US bourses ended the session in the red. Stocks had opened to the upside but reversed course, along with the Greenback, after news broke that Rex Tillerson had been replaced as the Secretary of State by former FBI Director Mike Pompeo. We later learned that the Under Secretary of State Steve Goldstein is being fired for contradicting the account of Rex Tillerson’s dismissal. In later remarks, Tillerson said the campaign of maximum pressure against North Korea has succeeded beyond expectations, adding he has achieved cease-fires in Syria that prevented loss of life but much more needs to be done. Tillerson stated there is much work to do to establish a clear relationship with China, adding if Russia continues on its current path it will become increasingly isolated. In fixed, Treasuries closed higher after a fairly dull US CPI report – headline CPI was in line at +2.2% YoY, as was the core rate at +1.8%. There was also minimal reaction to the US $13.0 Bln 30-year bond sale that stopped through 0.5 basis points to 3.109%. Elsewhere, the Loonie was the laggard among the G10’s after relatively dovish remarks from Bank of Canada Governor Poloz who said Canada may be able to achieve “more economic growth without . . . generating higher inflation”. In energy space, US crude futures settled at $60.71 (-$0.65). Oil prices made slight gains in post-settlement trade after private inventory data showed a smaller than expected build in crude inventories and draw in distillates. In other news, the draft G20 communique said one risk to outlook on the global economy is a retreat to inward looking policies.
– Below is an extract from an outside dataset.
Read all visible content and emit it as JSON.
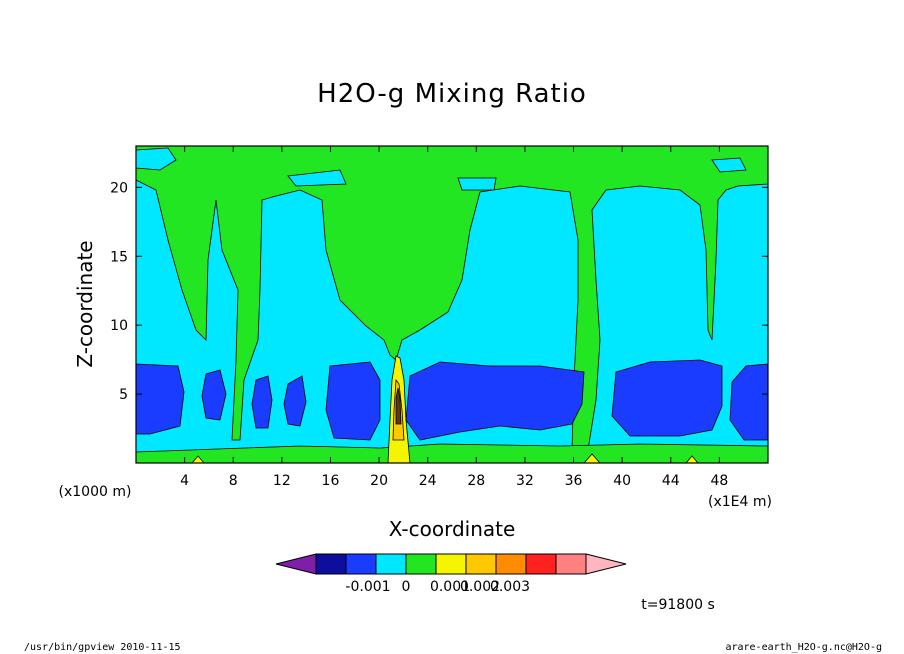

Following the US close, a US Senior Administration Official says in the very near future, new tariffs on China are expected, adding tariffs aimed at tech and IP, could cover more than 100 products but the final number is unknown. Meanwhile, a source who has discussed the matter with the White House cites that the Trump administration is looking to impose tariffs on $60 Bln of goods from China.
Ahead of the Asian open, RBA Assistant Governor Kent said indeed, accommodative monetary policies have encouraged greater risk-taking by both lenders and borrowers, adding this is one of the important ways in which the monetary transmission mechanism works. In the Q&A that followed, he said there is no reason why moves from the RBA have to be in 25bp increments, adding current good economic growth raises the risk of a pickup in pressures on the CPI. Lastly, markets could be under-pricing risk of faster global growth. Data wise, New Zealand’s BoP current account balance logged a larger than expected deficit of NZ$2.77 Bln (f/c -NZ$2.45 Bln) in Q4, while Australia’s Westpac consumer confidence rose 0.2% m/m in March.
Looking ahead, we get China’s industrial production, retail sales and fixed asset investment. We also get Japanese core machine orders. Also of note, we get the BoJ January meeting minutes.